NSA broke privacy rules, leaked audit finds

Washington Post obtains NSA audit that reveals authority broke privacy rules on “thousands of occasions” since 2008

The United States' National Security Agency overstepped its authority and broke privacy rules on thousands of occasions since 2008, the Washington Post has reported.

An NSA audit obtained by The Post, dated May 2012, counted 2,776 incidents in the preceding 12 months of unauthorised collection, storage, access to or distribution of legally protected communications.

Most were unintended. Many involved failures of due diligence or violations of standard operating procedure.
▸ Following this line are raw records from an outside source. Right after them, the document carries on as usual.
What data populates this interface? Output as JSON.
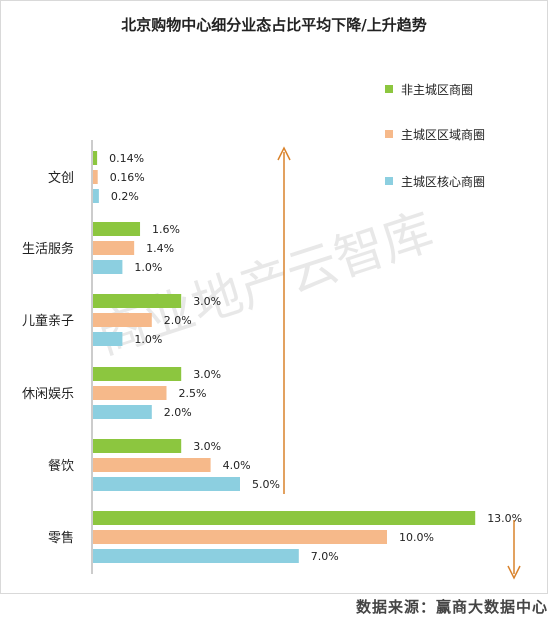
{
  "chart_data": {
    "type": "bar",
    "orientation": "horizontal",
    "title": "北京购物中心细分业态占比平均下降/上升趋势",
    "categories": [
      "文创",
      "生活服务",
      "儿童亲子",
      "休闲娱乐",
      "餐饮",
      "零售"
    ],
    "series": [
      {
        "name": "非主城区商圈",
        "color": "#8cc63f",
        "values": [
          0.14,
          1.6,
          3.0,
          3.0,
          3.0,
          13.0
        ],
        "labels": [
          "0.14%",
          "1.6%",
          "3.0%",
          "3.0%",
          "3.0%",
          "13.0%"
        ]
      },
      {
        "name": "主城区区域商圈",
        "color": "#f6b98a",
        "values": [
          0.16,
          1.4,
          2.0,
          2.5,
          4.0,
          10.0
        ],
        "labels": [
          "0.16%",
          "1.4%",
          "2.0%",
          "2.5%",
          "4.0%",
          "10.0%"
        ]
      },
      {
        "name": "主城区核心商圈",
        "color": "#8ccfe0",
        "values": [
          0.2,
          1.0,
          1.0,
          2.0,
          5.0,
          7.0
        ],
        "labels": [
          "0.2%",
          "1.0%",
          "1.0%",
          "2.0%",
          "5.0%",
          "7.0%"
        ]
      }
    ],
    "xlim": [
      0,
      14
    ],
    "grid": false,
    "legend_position": "top-right",
    "arrow_color": "#d9822b"
  },
  "watermark": "商业地产云智库",
  "source": "数据来源：赢商大数据中心"
}
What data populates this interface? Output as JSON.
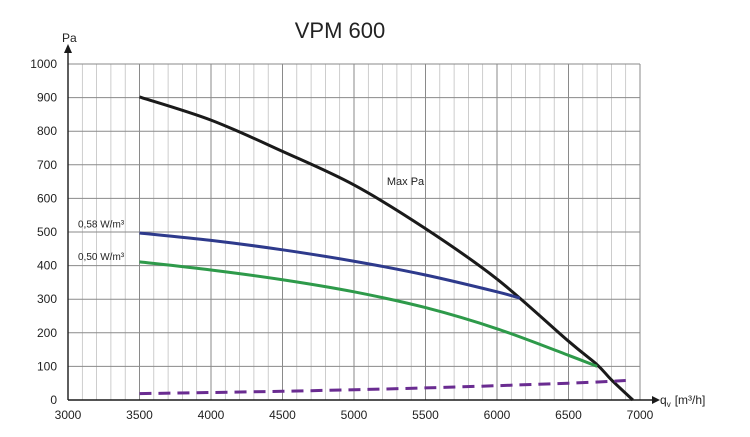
{
  "chart_data": {
    "type": "line",
    "title": "VPM 600",
    "ylabel": "Pa",
    "xlabel": "q",
    "xlabel_sub": "v",
    "xlabel_unit": "[m³/h]",
    "xlim": [
      3000,
      7000
    ],
    "ylim": [
      0,
      1000
    ],
    "x_ticks": [
      3000,
      3500,
      4000,
      4500,
      5000,
      5500,
      6000,
      6500,
      7000
    ],
    "y_ticks": [
      0,
      100,
      200,
      300,
      400,
      500,
      600,
      700,
      800,
      900,
      1000
    ],
    "x_minor_step": 100,
    "y_minor_step": 100,
    "grid": true,
    "series": [
      {
        "name": "Max Pa",
        "color": "#1a1a1a",
        "style": "solid",
        "x": [
          3500,
          4000,
          4500,
          5000,
          5500,
          6000,
          6500,
          6700,
          6800,
          6950
        ],
        "y": [
          902,
          833,
          740,
          640,
          510,
          360,
          175,
          105,
          60,
          0
        ]
      },
      {
        "name": "0,58 W/m³",
        "color": "#2e3a8c",
        "style": "solid",
        "x": [
          3500,
          4000,
          4500,
          5000,
          5500,
          6000,
          6160
        ],
        "y": [
          497,
          475,
          447,
          413,
          372,
          322,
          303
        ]
      },
      {
        "name": "0,50 W/m³",
        "color": "#2e9a4a",
        "style": "solid",
        "x": [
          3500,
          4000,
          4500,
          5000,
          5500,
          6000,
          6500,
          6700
        ],
        "y": [
          411,
          387,
          358,
          322,
          275,
          212,
          133,
          100
        ]
      },
      {
        "name": "",
        "color": "#6a2c91",
        "style": "dashed",
        "x": [
          3500,
          4500,
          5500,
          6500,
          6900
        ],
        "y": [
          19,
          26,
          36,
          50,
          58
        ]
      }
    ],
    "annotations": [
      {
        "text": "Max Pa",
        "x": 5230,
        "y": 640
      },
      {
        "text": "0,58 W/m³",
        "x": 3070,
        "y": 513
      },
      {
        "text": "0,50 W/m³",
        "x": 3070,
        "y": 416
      }
    ]
  }
}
The most serious incidents included a violation of a court order and unauthorized use of data about more than 3,000 Americans and green-card holders.

The audit only tracked incidents of overreach by the agency in its offices in and around Washington, DC.  Sources told the Washington Post the number would rise significantly if the investigation cast a wider net over the agency's activities elsewhere.  
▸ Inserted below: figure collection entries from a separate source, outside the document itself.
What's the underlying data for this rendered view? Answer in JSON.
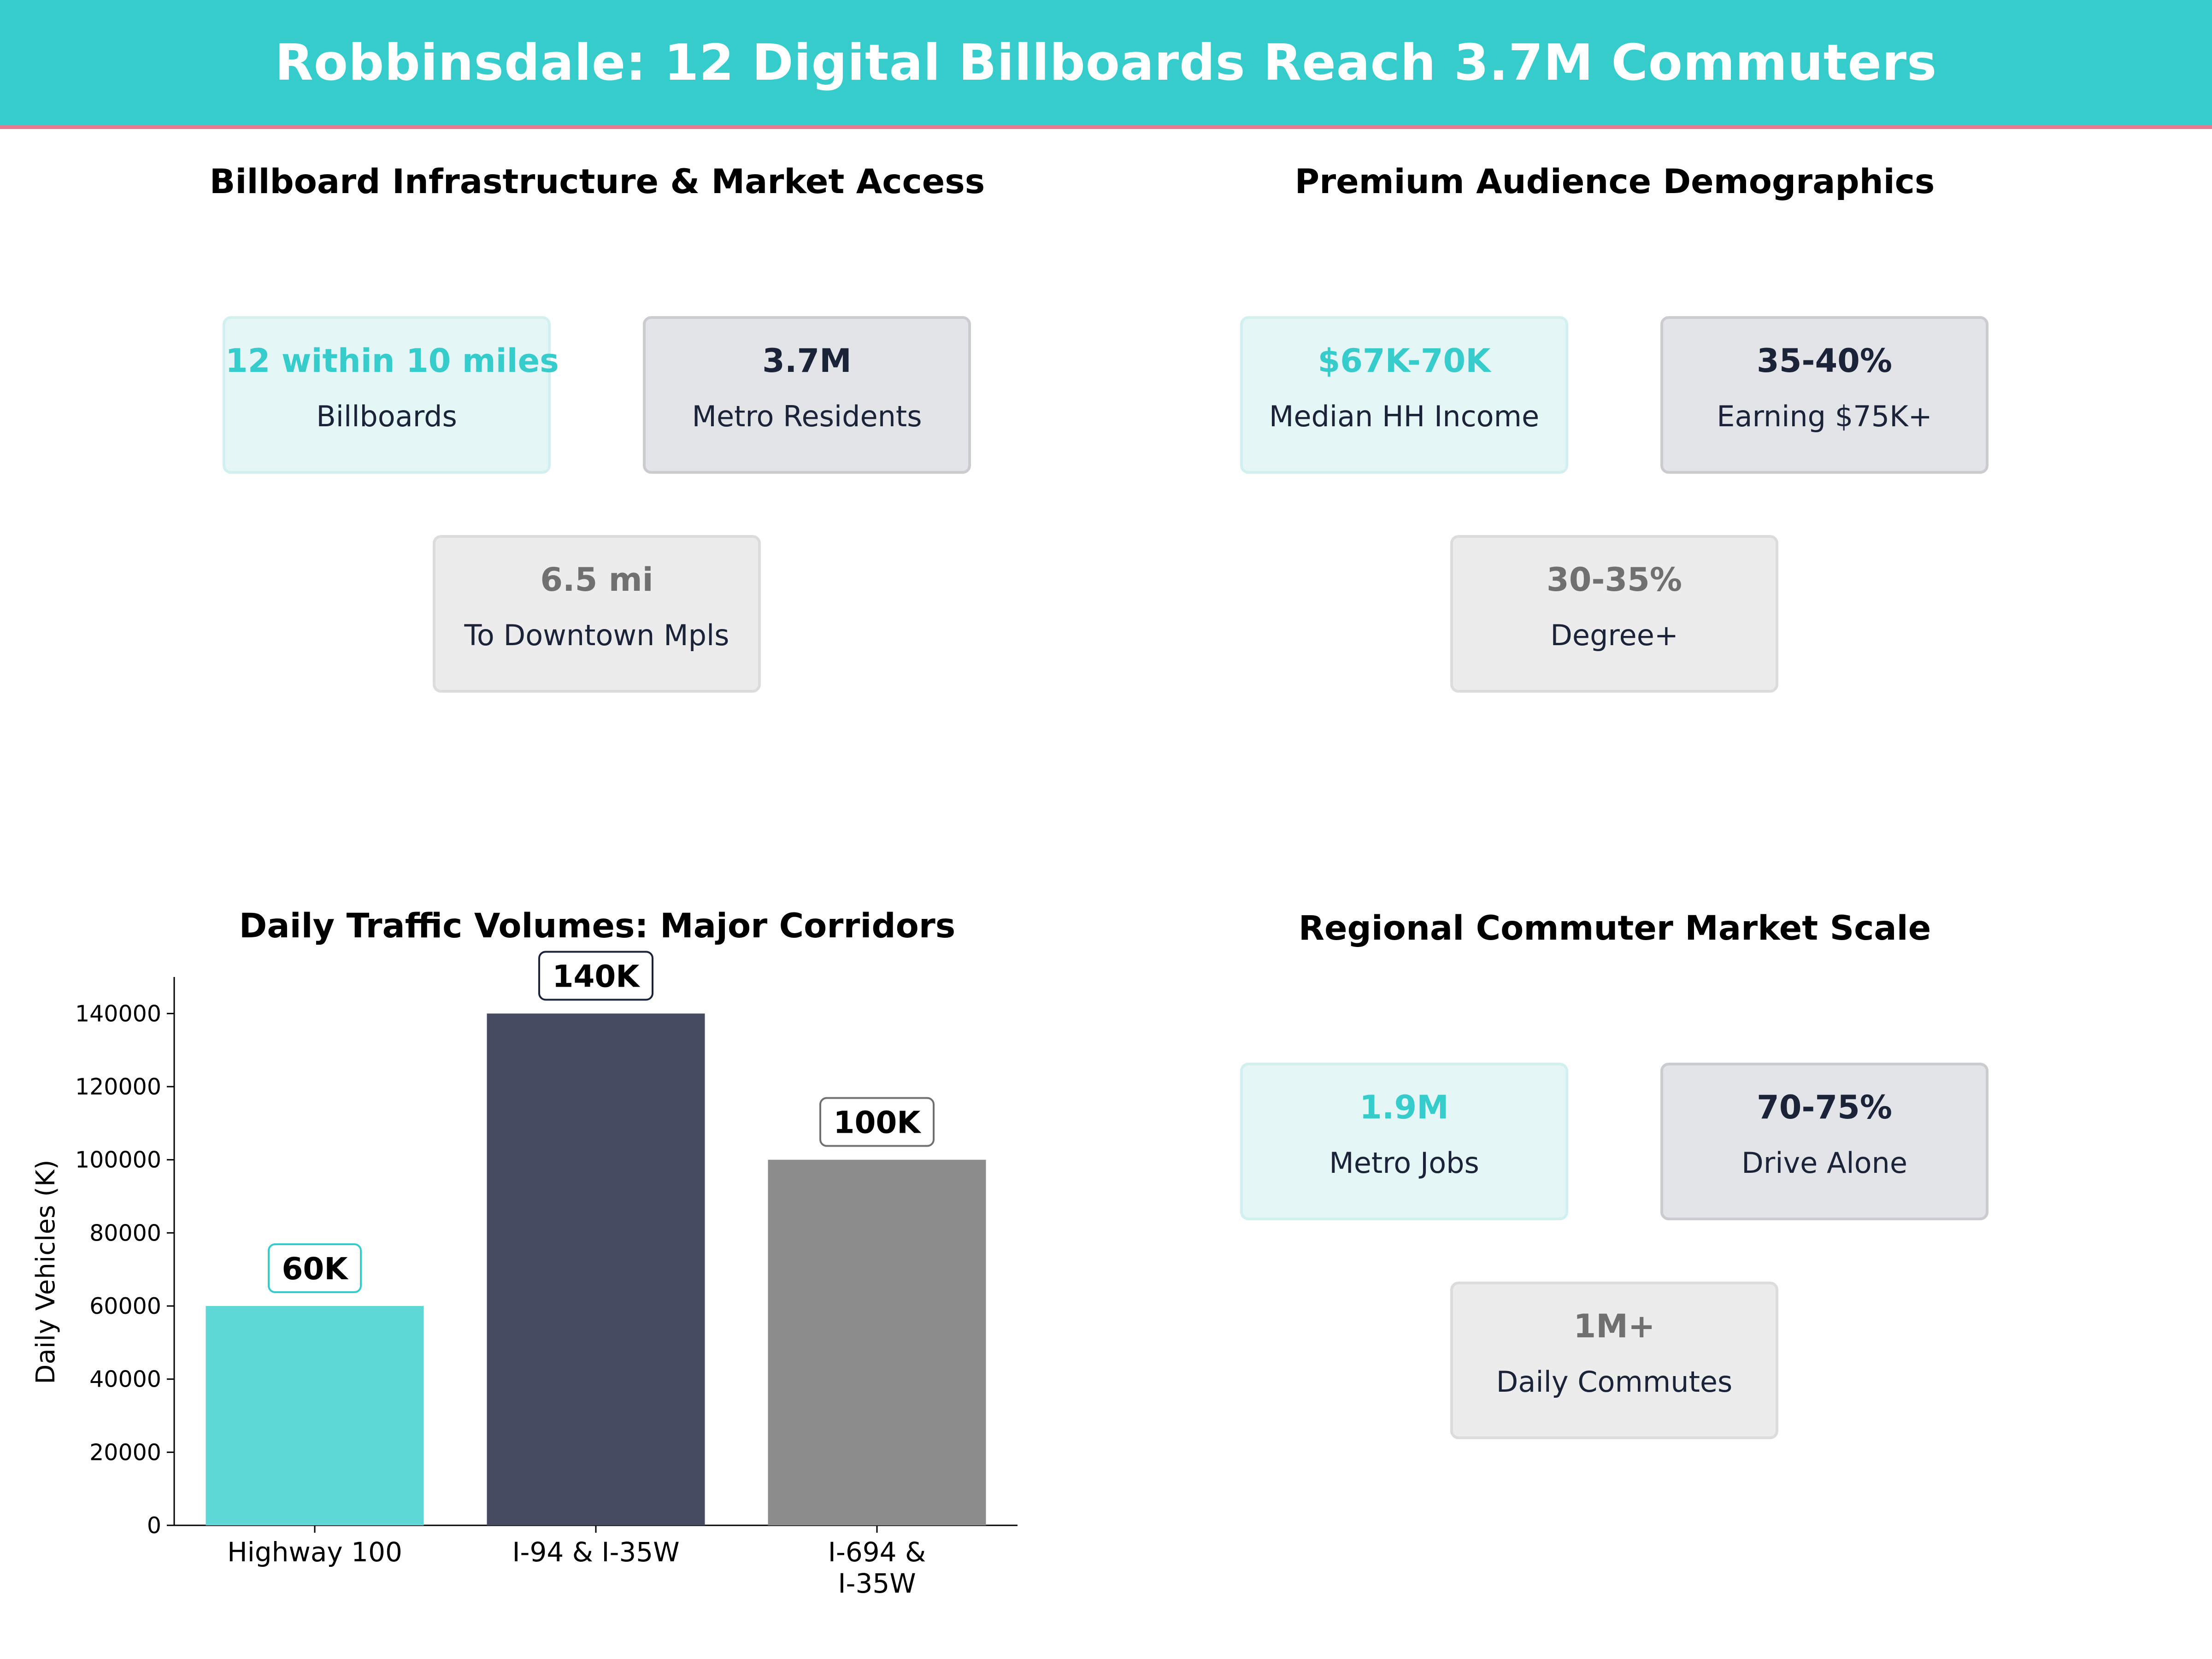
{
  "header": {
    "title": "Robbinsdale: 12 Digital Billboards Reach 3.7M Commuters"
  },
  "panels": {
    "infrastructure": {
      "title": "Billboard Infrastructure & Market Access",
      "cards": [
        {
          "value": "12 within 10 miles",
          "label": "Billboards"
        },
        {
          "value": "3.7M",
          "label": "Metro Residents"
        },
        {
          "value": "6.5 mi",
          "label": "To Downtown Mpls"
        }
      ]
    },
    "demographics": {
      "title": "Premium Audience Demographics",
      "cards": [
        {
          "value": "$67K-70K",
          "label": "Median HH Income"
        },
        {
          "value": "35-40%",
          "label": "Earning $75K+"
        },
        {
          "value": "30-35%",
          "label": "Degree+"
        }
      ]
    },
    "commuter": {
      "title": "Regional Commuter Market Scale",
      "cards": [
        {
          "value": "1.9M",
          "label": "Metro Jobs"
        },
        {
          "value": "70-75%",
          "label": "Drive Alone"
        },
        {
          "value": "1M+",
          "label": "Daily Commutes"
        }
      ]
    }
  },
  "colors": {
    "teal": "#36cccc",
    "navy": "#1a2338",
    "gray": "#707070",
    "accent_line": "#e77a8f"
  },
  "chart_data": {
    "type": "bar",
    "title": "Daily Traffic Volumes: Major Corridors",
    "xlabel": "",
    "ylabel": "Daily Vehicles (K)",
    "categories": [
      [
        "Highway 100"
      ],
      [
        "I-94 & I-35W"
      ],
      [
        "I-694 &",
        "I-35W"
      ]
    ],
    "values": [
      60000,
      140000,
      100000
    ],
    "data_labels": [
      "60K",
      "140K",
      "100K"
    ],
    "bar_colors": [
      "#5ed8d6",
      "#464b62",
      "#8c8c8c"
    ],
    "label_border_colors": [
      "#36cccc",
      "#1a2338",
      "#707070"
    ],
    "yticks": [
      0,
      20000,
      40000,
      60000,
      80000,
      100000,
      120000,
      140000
    ],
    "ylim": [
      0,
      150000
    ],
    "grid": false,
    "legend": "none"
  }
}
The NSA issued a statement in response to the Washington Post's findings, saying that in July 2012, Director of National Intelligence James R. Clapper declassified certain statements about the government's implementation of Section 702 in order to inform the public and congressional debate relating to reauthorization of the FISA Amendments Act (FAA).

"Those statements acknowledged that the Foreign Intelligence Surveillance Court (FISC) had determined that 'some collection carried out pursuant to the Section 702 minimization procedures used by the government was unreasonable under the Fourth Amendment'."